The data converter can be started by executing the command ./bin/osm_data_converter.sh. The converter takes some parameters that determine which data should be converted. An overview of these parameters is shown in the following table.

Parameter Type Description
-backend String The storage engine that should be used (jdbc_derby, jdbc_h2, bdb, sstable).
-input String The filename of the input file.
-output String The name of the output folder.
-workfolder String The name of the folder where the node database will be created. Multiple node databases could be used by specifying multiple folders, separated by :.

Now, the dataset can be downloaded and converted.

wget https://ftp5.gwdg.de/pub/misc/openstreetmap/planet.openstreetmap.org/pbf/planet-latest.osm.pbf -O ~/planet-latest.osm.pbf

./bin/osm_data_converter.sh -input ~/planet-latest.osm.pbf -backend bdb -workfolder /tmp/converter -output /tmp/converted

This command takes a while. After the command finishes, you will find the output in the directory /tmp/converted. The converter generates multiple output files. To decide to which file an element belongs, a filter is applied to the GeoJSON element. These filters are responsible for grouping related entities into separate files (i.e., all trees are written into one file, whereas all roads are written into another file).

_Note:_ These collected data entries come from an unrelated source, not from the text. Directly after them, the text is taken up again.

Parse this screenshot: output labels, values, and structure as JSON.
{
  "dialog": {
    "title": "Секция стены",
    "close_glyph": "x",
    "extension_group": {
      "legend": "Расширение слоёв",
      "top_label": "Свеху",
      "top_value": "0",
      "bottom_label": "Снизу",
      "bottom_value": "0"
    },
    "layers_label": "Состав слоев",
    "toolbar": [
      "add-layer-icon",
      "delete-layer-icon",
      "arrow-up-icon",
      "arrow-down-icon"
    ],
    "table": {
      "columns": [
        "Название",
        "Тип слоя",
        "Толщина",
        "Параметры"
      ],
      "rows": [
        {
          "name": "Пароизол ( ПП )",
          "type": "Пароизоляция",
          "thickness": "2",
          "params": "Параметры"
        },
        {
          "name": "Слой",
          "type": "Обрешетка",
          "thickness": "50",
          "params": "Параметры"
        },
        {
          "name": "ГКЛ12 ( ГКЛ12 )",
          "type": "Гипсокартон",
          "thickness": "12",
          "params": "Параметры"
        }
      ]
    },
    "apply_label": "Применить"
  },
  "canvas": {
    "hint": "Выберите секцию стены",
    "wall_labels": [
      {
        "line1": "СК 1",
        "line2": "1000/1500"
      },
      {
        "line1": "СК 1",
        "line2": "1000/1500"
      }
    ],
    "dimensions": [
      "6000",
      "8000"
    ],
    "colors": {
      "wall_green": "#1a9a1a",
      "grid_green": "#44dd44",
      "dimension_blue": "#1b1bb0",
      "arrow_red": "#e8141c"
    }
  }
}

nidzwetzki@home:~/bboxdb$ ls -l /tmp/converted
total 287632
-rw-rw-r-- 1 nidzwetzki nidzwetzki 147231652 Jan 18  2022 BUILDING
-rw-rw-r-- 1 nidzwetzki nidzwetzki  59064904 Jan 18  2022 ROAD
-rw-rw-r-- 1 nidzwetzki nidzwetzki   2674700 Jan 18  2022 TRAFFIC_SIGNAL
-rw-rw-r-- 1 nidzwetzki nidzwetzki  29284304 Jan 18  2022 TREE
-rw-rw-r-- 1 nidzwetzki nidzwetzki   1311644 Jan 18  2022 WATER
-rw-rw-r-- 1 nidzwetzki nidzwetzki    958855 Jan 18  2022 WOOD

These files can now be imported with software like PostGIS, SpatialHadoop, or Apache Sedona. If smaller areas of the world are needed, the converter can also process the OpenStreetMap database exerpts that are provided by GeoFabrik.